Background information
- Born: September 27, 1855 Anagni, Lazio, Papal States
- Died: December 11, 1909 (aged 54) Rome, Kingdom of Italy
- Instrument: Voice

= Domenico Salvatori =

Italian opera singer

Domenico Salvatori (27 September 1855 – 11 December 1909) along with Alessandro Moreschi, Domenico Mustafà and Giovanni Cesari, was one of the famous castrati singers of the late 19th century.

Born in Anagni, he first started as a contralto at the Cappella Giulia, which he later abandoned in order to enter the Sistine Chapel Choir in 1878 as a now soprano or mezzo. He later became secretary of the choir for some years, holding the position under the direction of Lorenzo Perosi. A good friend of Alessandro Moreschi, the pair often visited their contemporary Domenico Mustafà in his retirement.
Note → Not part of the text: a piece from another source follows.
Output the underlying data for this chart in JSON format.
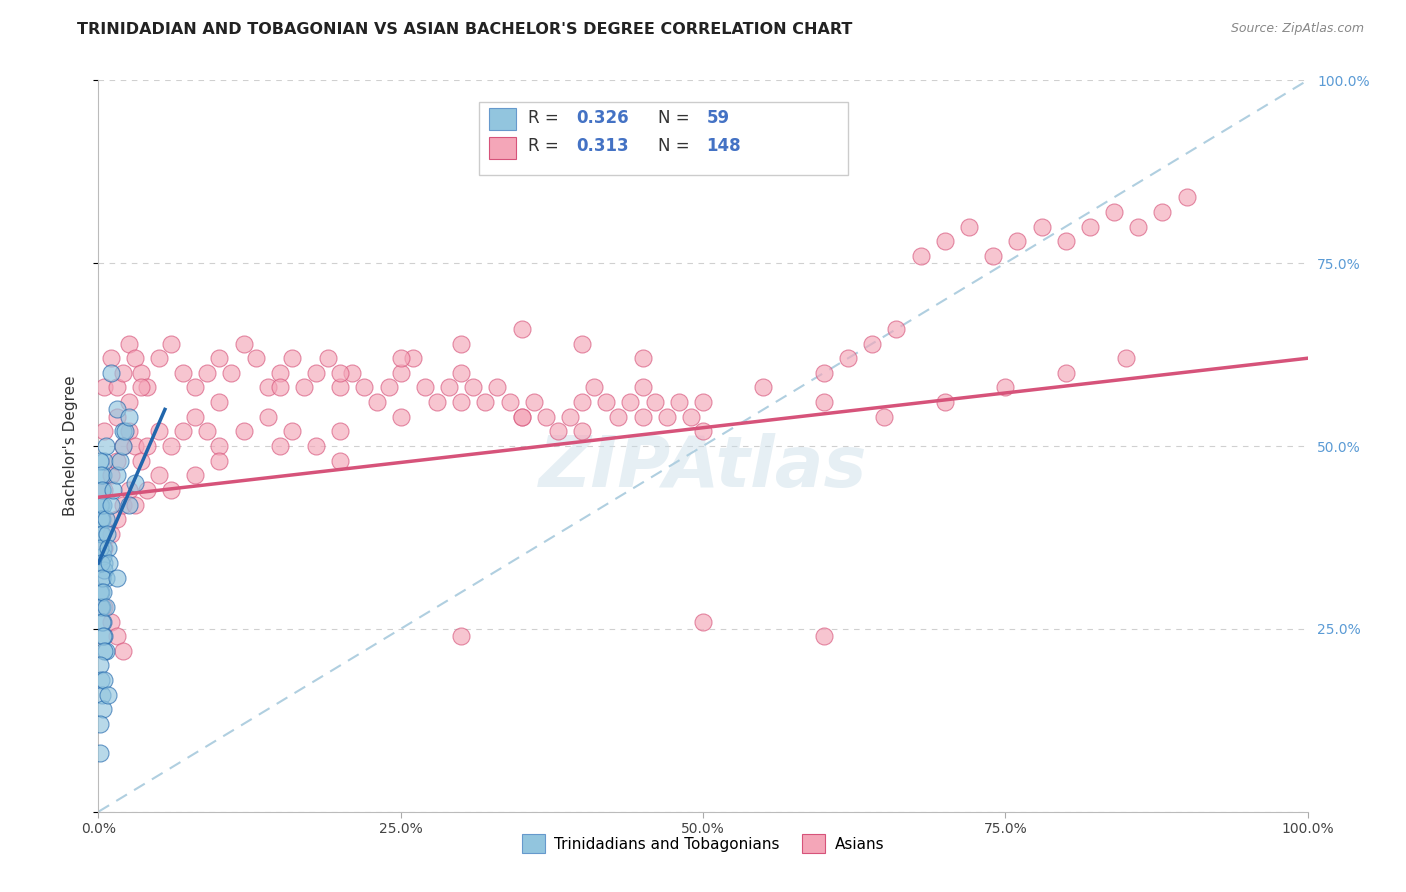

Salvatori died in Rome. He is buried in the Monumental Cimitero di Campo Verano in Alessandro Moreschi's tomb.

He, Giovanni Cesari, Vincenzo Sebastianelli, and Alessandro Moreschi made a few phonograph recordings together, but these were only pure choral pieces, and none of them were solo. It is possible to hear him clearly as the contralto voice in a SATB quartet recording of Giovanni Pierluigi da Palestrina's "La cruda mia nemica" (with Moreschi as soprano).